Slashdot Mirror


Wikipedia Founder Working on User-Powered Search

An anonymous reader writes "Jimmy Wales, founder of the Wikia corporation, has revealed plans to offer a user-driven search engine. Ars Technica reports that the plan is to leverage user preferences to pick the 'best' site for any given search term, while at the same time utilizing advertising for commercial gain. The article admits this may not be the ideal solution: 'Users may be reluctant to contribute to the betterment of a commercial site that may end up being bought by a bigger company. Consider, for example, the tragic death of TV Tome, a comprehensive community-driven television content guide that was eventually bought by CNET and transformed into a garish, excessively commercialized Web 2.0 monstrosity of significantly less value to users.' Just the same, Wales seems very enthusiastic in the Times Online article highlighting this venture."

4 of 74 comments (clear)

  1. Out sourced. by BillGodfrey · · Score: 3, Funny

    He managed to find someone even cheaper than India to outsource?

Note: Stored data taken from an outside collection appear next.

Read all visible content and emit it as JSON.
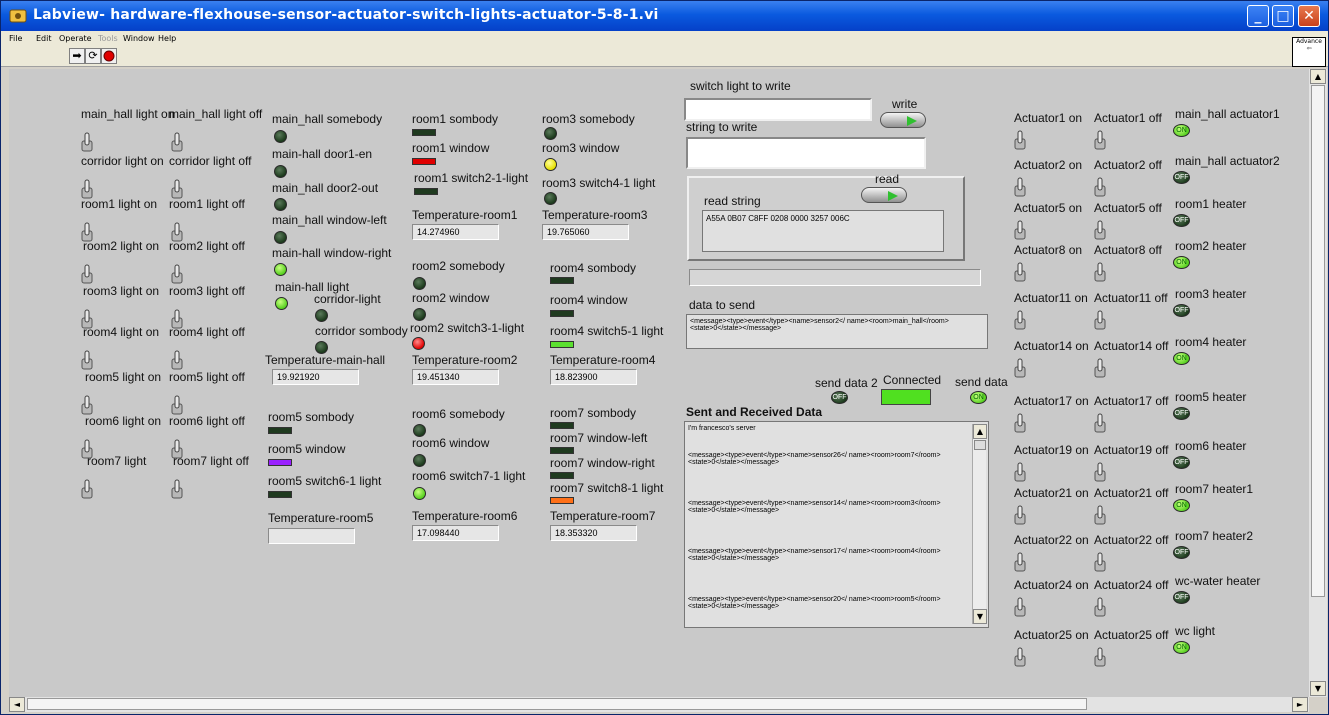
{
  "window": {
    "title": "Labview- hardware-flexhouse-sensor-actuator-switch-lights-actuator-5-8-1.vi"
  },
  "menu": [
    "File",
    "Edit",
    "Operate",
    "Tools",
    "Window",
    "Help"
  ],
  "advanced_label": "Advance",
  "left_switches": [
    [
      "main_hall light on",
      "main_hall light off"
    ],
    [
      "corridor light on",
      "corridor light off"
    ],
    [
      "room1 light on",
      "room1 light off"
    ],
    [
      "room2 light on",
      "room2 light off"
    ],
    [
      "room3 light on",
      "room3 light off"
    ],
    [
      "room4 light on",
      "room4 light off"
    ],
    [
      "room5 light on",
      "room5 light off"
    ],
    [
      "room6 light on",
      "room6 light off"
    ],
    [
      "room7 light",
      "room7 light off"
    ]
  ],
  "mainhall": {
    "somebody": "main_hall somebody",
    "door1": "main-hall door1-en",
    "door2": "main_hall door2-out",
    "window_left": "main_hall window-left",
    "window_right": "main-hall window-right",
    "light": "main-hall light",
    "corridor_light": "corridor-light",
    "corridor_somebody": "corridor sombody",
    "temp_label": "Temperature-main-hall",
    "temp": "19.921920"
  },
  "room1": {
    "somebody": "room1 sombody",
    "window": "room1 window",
    "switch": "room1 switch2-1-light",
    "temp_label": "Temperature-room1",
    "temp": "14.274960"
  },
  "room3": {
    "somebody": "room3 somebody",
    "window": "room3 window",
    "switch": "room3 switch4-1 light",
    "temp_label": "Temperature-room3",
    "temp": "19.765060"
  },
  "room2": {
    "somebody": "room2 somebody",
    "window": "room2 window",
    "switch": "room2 switch3-1-light",
    "temp_label": "Temperature-room2",
    "temp": "19.451340"
  },
  "room4": {
    "somebody": "room4 sombody",
    "window": "room4 window",
    "switch": "room4 switch5-1 light",
    "temp_label": "Temperature-room4",
    "temp": "18.823900"
  },
  "room5": {
    "somebody": "room5 sombody",
    "window": "room5 window",
    "switch": "room5 switch6-1 light",
    "temp_label": "Temperature-room5",
    "temp": ""
  },
  "room6": {
    "somebody": "room6 somebody",
    "window": "room6 window",
    "switch": "room6 switch7-1 light",
    "temp_label": "Temperature-room6",
    "temp": "17.098440"
  },
  "room7": {
    "somebody": "room7 sombody",
    "window_left": "room7 window-left",
    "window_right": "room7 window-right",
    "switch": "room7 switch8-1 light",
    "temp_label": "Temperature-room7",
    "temp": "18.353320"
  },
  "comm": {
    "switch_light_label": "switch light to write",
    "switch_light_value": "",
    "write_label": "write",
    "string_label": "string to write",
    "string_value": "",
    "read_label": "read",
    "read_string_label": "read string",
    "read_string_value": "A55A 0B07 C8FF 0208 0000 3257 006C",
    "data_to_send_label": "data to send",
    "data_to_send_value": "<message><type>event</type><name>sensor2</ name><room>main_hall</room><state>0</state></message>",
    "send_data2_label": "send data 2",
    "connected_label": "Connected",
    "send_data_label": "send data",
    "off_text": "OFF",
    "on_text": "ON",
    "sent_received_label": "Sent and Received Data",
    "log": [
      "I'm francesco's server",
      "<message><type>event</type><name>sensor26</ name><room>room7</room><state>0</state></message>",
      "<message><type>event</type><name>sensor14</ name><room>room3</room><state>0</state></message>",
      "<message><type>event</type><name>sensor17</ name><room>room4</room><state>0</state></message>",
      "<message><type>event</type><name>sensor20</ name><room>room5</room><state>0</state></message>"
    ]
  },
  "actuators": [
    {
      "on": "Actuator1 on",
      "off": "Actuator1 off",
      "name": "main_hall actuator1",
      "state": "ON"
    },
    {
      "on": "Actuator2 on",
      "off": "Actuator2 off",
      "name": "main_hall actuator2",
      "state": "OFF"
    },
    {
      "on": "Actuator5 on",
      "off": "Actuator5 off",
      "name": "room1 heater",
      "state": "OFF"
    },
    {
      "on": "Actuator8 on",
      "off": "Actuator8 off",
      "name": "room2 heater",
      "state": "ON"
    },
    {
      "on": "Actuator11 on",
      "off": "Actuator11 off",
      "name": "room3 heater",
      "state": "OFF"
    },
    {
      "on": "Actuator14 on",
      "off": "Actuator14 off",
      "name": "room4 heater",
      "state": "ON"
    },
    {
      "on": "Actuator17 on",
      "off": "Actuator17 off",
      "name": "room5 heater",
      "state": "OFF"
    },
    {
      "on": "Actuator19 on",
      "off": "Actuator19 off",
      "name": "room6 heater",
      "state": "OFF"
    },
    {
      "on": "Actuator21 on",
      "off": "Actuator21 off",
      "name": "room7 heater1",
      "state": "ON"
    },
    {
      "on": "Actuator22 on",
      "off": "Actuator22 off",
      "name": "room7 heater2",
      "state": "OFF"
    },
    {
      "on": "Actuator24 on",
      "off": "Actuator24 off",
      "name": "wc-water heater",
      "state": "OFF"
    },
    {
      "on": "Actuator25 on",
      "off": "Actuator25 off",
      "name": "wc light",
      "state": "ON"
    }
  ]
}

  2. Re:Karma Whoring by GamblerZG · · Score: 2, Funny

    //Whatever happened to, "Do what you do best. Forget the rest"?

    Didn't you get the memo, it was scrapped along with web 1.0.

    The new one is "Do what people suggest, and remember the REST".

  3. Google already has this by zlogic · · Score: 2, Funny

    Google already has this, only they've decided that pigeons are best for the job.

  4. Re:Why would this work exactly? by jacksonj04 · · Score: 2, Funny

    That's easy. You need to leverage the new digital paradigm offered to us by Web 2.0 and the Semantic Web to effectively harness and integrate user-generated and user-driven content in a dynamic framework accessable over a simple user-oriented interface via a wireless broadband multiplexed link. Fool.

    --
    How many people can read hex if only you and dead people can read hex?